The “can you spare a square?” edition
Due to coincidences of calendars this year, many of us have had some or all of the last two weeks off. I myself took 3 vacation days and managed to avoid the office for 12 whole days. I actually like my job and my main regret in going back to the office yesterday had nothing to do with my boss or waking up early – what I dread most is the bathroom.
I have always been obsessed with bathrooms. When I was a child we traveled a lot and the first thing I did upon arriving at a new hotel was check out the bathroom. I think I cared less about indoor/outdoor pools and game rooms than I did about timed orange heat lamps and parallel mirrors that turned my lone arm into a veritable kick line worthy of Radio City.
I have not outgrown this obsession, though I haven’t had much room to indulge it in my New York City apartments – but worse than any of my apartments is my office.

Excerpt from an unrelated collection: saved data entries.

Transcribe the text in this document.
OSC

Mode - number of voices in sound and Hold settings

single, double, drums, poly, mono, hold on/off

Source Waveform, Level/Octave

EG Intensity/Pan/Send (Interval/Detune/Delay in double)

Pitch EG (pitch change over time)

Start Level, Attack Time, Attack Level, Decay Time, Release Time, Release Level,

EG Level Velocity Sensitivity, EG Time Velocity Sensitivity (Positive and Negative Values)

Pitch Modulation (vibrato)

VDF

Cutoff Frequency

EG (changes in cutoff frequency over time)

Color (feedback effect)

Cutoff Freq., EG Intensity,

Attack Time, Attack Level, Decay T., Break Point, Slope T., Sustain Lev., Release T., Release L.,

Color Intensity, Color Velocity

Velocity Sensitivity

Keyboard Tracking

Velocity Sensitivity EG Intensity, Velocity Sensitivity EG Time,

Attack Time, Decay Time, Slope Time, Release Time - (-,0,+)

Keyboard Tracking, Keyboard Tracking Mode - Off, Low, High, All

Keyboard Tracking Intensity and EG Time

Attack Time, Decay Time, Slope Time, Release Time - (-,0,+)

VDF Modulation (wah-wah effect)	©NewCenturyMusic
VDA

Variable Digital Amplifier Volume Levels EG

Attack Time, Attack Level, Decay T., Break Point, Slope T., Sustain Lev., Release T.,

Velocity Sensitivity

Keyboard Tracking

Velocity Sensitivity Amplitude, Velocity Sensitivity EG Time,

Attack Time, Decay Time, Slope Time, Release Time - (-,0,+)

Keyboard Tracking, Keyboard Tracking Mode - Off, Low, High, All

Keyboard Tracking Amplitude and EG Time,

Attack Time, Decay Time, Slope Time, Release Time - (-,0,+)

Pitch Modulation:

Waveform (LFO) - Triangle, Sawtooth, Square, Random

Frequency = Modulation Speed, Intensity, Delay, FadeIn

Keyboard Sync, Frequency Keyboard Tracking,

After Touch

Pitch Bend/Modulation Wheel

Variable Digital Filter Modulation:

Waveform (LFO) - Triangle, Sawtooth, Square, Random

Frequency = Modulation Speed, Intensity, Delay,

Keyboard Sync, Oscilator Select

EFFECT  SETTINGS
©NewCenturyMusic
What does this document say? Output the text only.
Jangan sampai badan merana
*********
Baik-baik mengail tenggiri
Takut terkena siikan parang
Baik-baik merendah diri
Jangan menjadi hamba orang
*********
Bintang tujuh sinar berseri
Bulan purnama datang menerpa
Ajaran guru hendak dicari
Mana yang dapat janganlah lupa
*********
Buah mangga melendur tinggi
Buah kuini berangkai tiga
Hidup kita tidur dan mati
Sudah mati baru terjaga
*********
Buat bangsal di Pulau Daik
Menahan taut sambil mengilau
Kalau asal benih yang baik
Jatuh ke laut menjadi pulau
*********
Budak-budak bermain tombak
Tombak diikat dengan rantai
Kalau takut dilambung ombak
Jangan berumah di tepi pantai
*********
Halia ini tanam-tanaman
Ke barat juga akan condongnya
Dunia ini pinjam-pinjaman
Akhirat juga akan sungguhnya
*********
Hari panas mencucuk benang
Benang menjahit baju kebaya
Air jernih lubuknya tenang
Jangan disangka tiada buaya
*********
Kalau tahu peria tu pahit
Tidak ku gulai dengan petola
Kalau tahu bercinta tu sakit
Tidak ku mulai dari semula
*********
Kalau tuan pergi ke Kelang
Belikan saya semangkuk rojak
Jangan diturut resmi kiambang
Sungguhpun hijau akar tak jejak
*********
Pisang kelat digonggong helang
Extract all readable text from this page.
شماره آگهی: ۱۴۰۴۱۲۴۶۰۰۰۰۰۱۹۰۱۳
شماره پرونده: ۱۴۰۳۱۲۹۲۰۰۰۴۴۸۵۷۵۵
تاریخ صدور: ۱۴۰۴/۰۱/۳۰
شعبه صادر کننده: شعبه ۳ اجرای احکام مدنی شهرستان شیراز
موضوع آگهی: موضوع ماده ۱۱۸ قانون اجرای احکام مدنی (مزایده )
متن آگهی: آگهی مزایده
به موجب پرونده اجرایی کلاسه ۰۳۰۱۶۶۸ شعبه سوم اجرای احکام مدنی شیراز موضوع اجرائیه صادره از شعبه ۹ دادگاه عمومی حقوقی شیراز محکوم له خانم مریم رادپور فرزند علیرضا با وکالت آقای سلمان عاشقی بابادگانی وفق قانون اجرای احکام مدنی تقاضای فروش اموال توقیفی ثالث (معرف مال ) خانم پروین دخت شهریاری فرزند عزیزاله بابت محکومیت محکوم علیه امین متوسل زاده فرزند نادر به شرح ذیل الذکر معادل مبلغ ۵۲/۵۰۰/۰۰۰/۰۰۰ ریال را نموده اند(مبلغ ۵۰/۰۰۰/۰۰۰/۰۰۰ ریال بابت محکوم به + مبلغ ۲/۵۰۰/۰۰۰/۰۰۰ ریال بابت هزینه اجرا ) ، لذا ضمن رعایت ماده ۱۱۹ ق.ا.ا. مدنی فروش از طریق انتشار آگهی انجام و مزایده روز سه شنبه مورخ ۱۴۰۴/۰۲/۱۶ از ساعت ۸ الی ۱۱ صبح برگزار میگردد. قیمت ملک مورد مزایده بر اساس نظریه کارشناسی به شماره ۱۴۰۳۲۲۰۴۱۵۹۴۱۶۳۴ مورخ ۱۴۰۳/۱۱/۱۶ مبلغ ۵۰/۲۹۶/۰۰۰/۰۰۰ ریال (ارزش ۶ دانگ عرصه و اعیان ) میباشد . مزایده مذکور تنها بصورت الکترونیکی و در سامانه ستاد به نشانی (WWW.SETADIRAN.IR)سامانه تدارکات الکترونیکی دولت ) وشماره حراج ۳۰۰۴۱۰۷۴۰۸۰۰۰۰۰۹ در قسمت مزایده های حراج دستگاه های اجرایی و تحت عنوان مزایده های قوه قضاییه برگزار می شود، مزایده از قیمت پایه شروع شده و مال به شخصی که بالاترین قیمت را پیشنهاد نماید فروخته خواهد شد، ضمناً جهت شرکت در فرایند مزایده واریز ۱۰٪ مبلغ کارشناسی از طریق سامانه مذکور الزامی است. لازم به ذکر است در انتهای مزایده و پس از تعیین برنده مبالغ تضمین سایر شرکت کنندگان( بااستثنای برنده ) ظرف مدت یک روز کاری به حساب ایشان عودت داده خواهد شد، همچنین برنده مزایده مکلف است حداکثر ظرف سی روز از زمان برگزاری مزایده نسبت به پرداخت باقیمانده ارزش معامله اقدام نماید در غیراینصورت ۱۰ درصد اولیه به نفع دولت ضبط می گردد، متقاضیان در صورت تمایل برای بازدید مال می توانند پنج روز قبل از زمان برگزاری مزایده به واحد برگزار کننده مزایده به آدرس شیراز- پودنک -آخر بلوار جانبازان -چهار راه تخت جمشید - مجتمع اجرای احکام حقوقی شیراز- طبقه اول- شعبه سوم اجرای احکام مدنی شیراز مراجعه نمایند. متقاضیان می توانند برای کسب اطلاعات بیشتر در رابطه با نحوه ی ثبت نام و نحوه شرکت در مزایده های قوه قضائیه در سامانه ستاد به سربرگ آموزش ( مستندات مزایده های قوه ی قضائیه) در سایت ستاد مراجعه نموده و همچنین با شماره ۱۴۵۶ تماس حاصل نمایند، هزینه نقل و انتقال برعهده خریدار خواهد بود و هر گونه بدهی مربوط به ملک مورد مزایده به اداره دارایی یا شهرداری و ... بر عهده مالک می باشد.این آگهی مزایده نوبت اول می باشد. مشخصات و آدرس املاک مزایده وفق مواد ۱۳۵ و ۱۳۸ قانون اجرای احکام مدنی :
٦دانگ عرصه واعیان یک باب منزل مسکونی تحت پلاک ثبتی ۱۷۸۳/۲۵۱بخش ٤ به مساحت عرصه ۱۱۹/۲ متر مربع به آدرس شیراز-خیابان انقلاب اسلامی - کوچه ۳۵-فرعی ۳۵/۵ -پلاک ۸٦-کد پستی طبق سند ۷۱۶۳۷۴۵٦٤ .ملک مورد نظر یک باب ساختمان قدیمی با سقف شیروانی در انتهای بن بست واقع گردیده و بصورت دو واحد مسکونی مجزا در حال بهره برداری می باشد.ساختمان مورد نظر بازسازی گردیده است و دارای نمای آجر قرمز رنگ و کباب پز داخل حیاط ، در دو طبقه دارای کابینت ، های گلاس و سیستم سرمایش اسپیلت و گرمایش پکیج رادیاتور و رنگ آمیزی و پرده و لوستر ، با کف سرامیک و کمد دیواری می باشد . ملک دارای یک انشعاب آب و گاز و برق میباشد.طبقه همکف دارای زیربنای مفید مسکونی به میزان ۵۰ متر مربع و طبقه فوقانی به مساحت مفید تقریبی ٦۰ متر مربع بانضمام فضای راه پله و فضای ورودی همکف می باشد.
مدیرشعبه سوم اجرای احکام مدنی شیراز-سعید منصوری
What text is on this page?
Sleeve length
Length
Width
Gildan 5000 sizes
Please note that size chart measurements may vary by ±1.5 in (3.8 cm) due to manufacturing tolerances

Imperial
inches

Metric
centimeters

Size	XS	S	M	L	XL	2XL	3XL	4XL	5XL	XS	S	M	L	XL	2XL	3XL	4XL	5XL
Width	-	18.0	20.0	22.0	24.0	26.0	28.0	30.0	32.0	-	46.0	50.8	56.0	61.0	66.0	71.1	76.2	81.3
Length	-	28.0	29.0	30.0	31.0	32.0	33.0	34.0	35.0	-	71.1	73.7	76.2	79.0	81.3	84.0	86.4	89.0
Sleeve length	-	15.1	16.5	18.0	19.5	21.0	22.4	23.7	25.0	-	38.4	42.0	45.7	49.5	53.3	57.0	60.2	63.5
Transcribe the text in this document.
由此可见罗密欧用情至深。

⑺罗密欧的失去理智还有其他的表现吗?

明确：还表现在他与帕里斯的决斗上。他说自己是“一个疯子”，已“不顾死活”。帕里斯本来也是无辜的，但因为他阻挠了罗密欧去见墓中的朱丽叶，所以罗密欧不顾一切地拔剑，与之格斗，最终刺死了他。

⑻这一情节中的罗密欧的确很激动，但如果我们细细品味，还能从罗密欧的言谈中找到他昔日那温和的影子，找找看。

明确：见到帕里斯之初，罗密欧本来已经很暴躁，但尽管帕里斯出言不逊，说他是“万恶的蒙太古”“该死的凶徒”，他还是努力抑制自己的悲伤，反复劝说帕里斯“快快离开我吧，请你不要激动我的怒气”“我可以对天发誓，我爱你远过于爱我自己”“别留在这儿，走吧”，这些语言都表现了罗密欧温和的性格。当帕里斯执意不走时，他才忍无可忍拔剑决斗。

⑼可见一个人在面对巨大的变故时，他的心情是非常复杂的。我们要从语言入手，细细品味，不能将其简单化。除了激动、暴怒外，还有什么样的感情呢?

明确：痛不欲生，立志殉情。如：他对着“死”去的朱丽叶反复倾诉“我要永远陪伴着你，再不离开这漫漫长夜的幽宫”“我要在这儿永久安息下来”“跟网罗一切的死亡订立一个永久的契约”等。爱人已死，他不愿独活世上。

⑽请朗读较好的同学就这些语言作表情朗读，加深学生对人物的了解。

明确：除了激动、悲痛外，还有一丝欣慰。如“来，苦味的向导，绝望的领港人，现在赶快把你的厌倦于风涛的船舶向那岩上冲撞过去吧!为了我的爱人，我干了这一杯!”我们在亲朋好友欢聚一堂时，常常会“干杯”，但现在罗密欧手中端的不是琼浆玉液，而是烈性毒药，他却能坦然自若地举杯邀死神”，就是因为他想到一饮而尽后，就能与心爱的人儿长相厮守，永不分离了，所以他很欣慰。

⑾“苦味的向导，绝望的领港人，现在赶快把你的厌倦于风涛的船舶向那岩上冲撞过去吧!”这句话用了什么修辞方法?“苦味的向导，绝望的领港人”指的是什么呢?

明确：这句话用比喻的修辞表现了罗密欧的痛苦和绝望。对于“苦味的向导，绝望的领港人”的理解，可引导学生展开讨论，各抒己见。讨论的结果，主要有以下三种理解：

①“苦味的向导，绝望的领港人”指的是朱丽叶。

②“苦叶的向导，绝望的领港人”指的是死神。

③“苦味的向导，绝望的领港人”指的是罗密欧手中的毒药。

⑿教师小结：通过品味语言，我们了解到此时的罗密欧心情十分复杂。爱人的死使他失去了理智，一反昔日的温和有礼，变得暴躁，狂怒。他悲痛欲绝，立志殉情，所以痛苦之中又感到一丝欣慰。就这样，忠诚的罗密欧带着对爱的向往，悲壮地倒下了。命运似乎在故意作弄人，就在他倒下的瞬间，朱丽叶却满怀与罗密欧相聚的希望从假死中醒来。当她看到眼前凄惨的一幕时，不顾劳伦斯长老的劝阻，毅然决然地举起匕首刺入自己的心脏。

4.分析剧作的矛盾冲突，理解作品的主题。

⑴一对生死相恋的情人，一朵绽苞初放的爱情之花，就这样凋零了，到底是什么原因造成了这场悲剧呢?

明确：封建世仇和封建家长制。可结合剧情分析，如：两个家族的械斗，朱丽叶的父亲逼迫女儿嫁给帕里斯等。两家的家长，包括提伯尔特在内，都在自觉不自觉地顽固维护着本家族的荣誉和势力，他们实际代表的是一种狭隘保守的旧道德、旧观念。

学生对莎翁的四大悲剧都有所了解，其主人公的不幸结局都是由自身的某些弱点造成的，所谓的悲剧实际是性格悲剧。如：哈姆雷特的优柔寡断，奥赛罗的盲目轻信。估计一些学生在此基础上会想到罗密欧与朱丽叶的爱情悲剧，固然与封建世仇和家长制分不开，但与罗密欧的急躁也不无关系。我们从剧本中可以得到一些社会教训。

Oh, how I hate the office bathroom, let me count the ways:
(1) Going to the bathroom next to people you work with everyday is uncivilized. I liken it to having to live with someone you don’t know freshman year at college: manageable, but ripe with difficulties and at its worst, a little like SWF. There are certain people I am “on schedule with” – I run into them in the bathroom more than I should. It creeps me out.
I worked at an office once where you had to get a key to go to the bathroom at the end of the hall. This made it very easy to avoid peeing next to someone in your own office, instead you peed anonymously next to someone from another company. I liked that much better.
(2) It’s pretty difficult to soundproof a bathroom and nearly impossible to soundproof a stall. Our Business Office is right next to the bathroom – they play show tunes, pretty loudly, all day long. If you’re new at my company you think the business office is super cool, or pretty dorky, depending on how you feel about show tunes – it may take you a month or two to realize that they are just desperately trying to cover up the noise of their co-workers pooping.
(3) Automatic Flushing Toilets, need I say more? I mean, come on, what is up with these. Are we really that lazy? Can we really not be trusted to flush our own excrement? To make it worse, our auto-flush toilets have a mind of their own. Often they flush as you approach a stall and do not flush until a moment or two after you leave. Also, the water pressure in my office bathroom is enviable by New York City standards, however, if you approach a stall with a soiled toilet and it begins to flush you have to RUN out of the stall to avoid being sprayed with someone else’s urine or worse. The water pressure and random flushing also leaves the toilet seats wet on a regular basis – it’s vulgar, unsanitary and unpleasant.

(4) Cheap-Ass Toilet Paper. For all the money my company must have spent on state of the art self-flushing toilets, they are making up the savings with the toilet paper. I can’t even begin to explain how cheap it is, except to say I am almost nostalgic for the brown squares of newsprint that use to come out of the dispensers in middle school. While some of us bitch and moan about this in low murmured whispers, our toilet paper was officially called into question last month. One of my interns was in the bathroom washing her hands when she heard a frustration rattle coming from the first stall. She immediately recognized the sound as the familiar quest for toilet paper. She knew it well, as we all do – sometimes the roll wouldn’t turn at all, sometimes just a square would rip off at a time – frustration comes quick when you’re in such a compromised position. And then, as if in a dream she heard the voice of her childhood idol ask no one in particular, but my intern, by default, “Is the toilet paper in the place always so crappy?!” It seems Mary Tyler Moore needed a square.
While this simple interaction made my intern’s day, the crappy ass toilet paper, the overactive, auto-flush toilets and the proximity to my defecating colleagues ruins my day on a daily basis. I quit.

This may be a first in a series – if you want to hear more bathroom stories, let us know. If you have some of your own, please share. As I discussed my intention to write this article with someone at a party last week she said “make sure to put in a part about the after-coffee-purge period.” As I don’t drink morning coffee, I don’t know much about this phenomenon, but I’m sure some of you can help us fill in the gaps.
Signed truly, your servant, the girl who will talk about what other people won’t, Poopy McGee.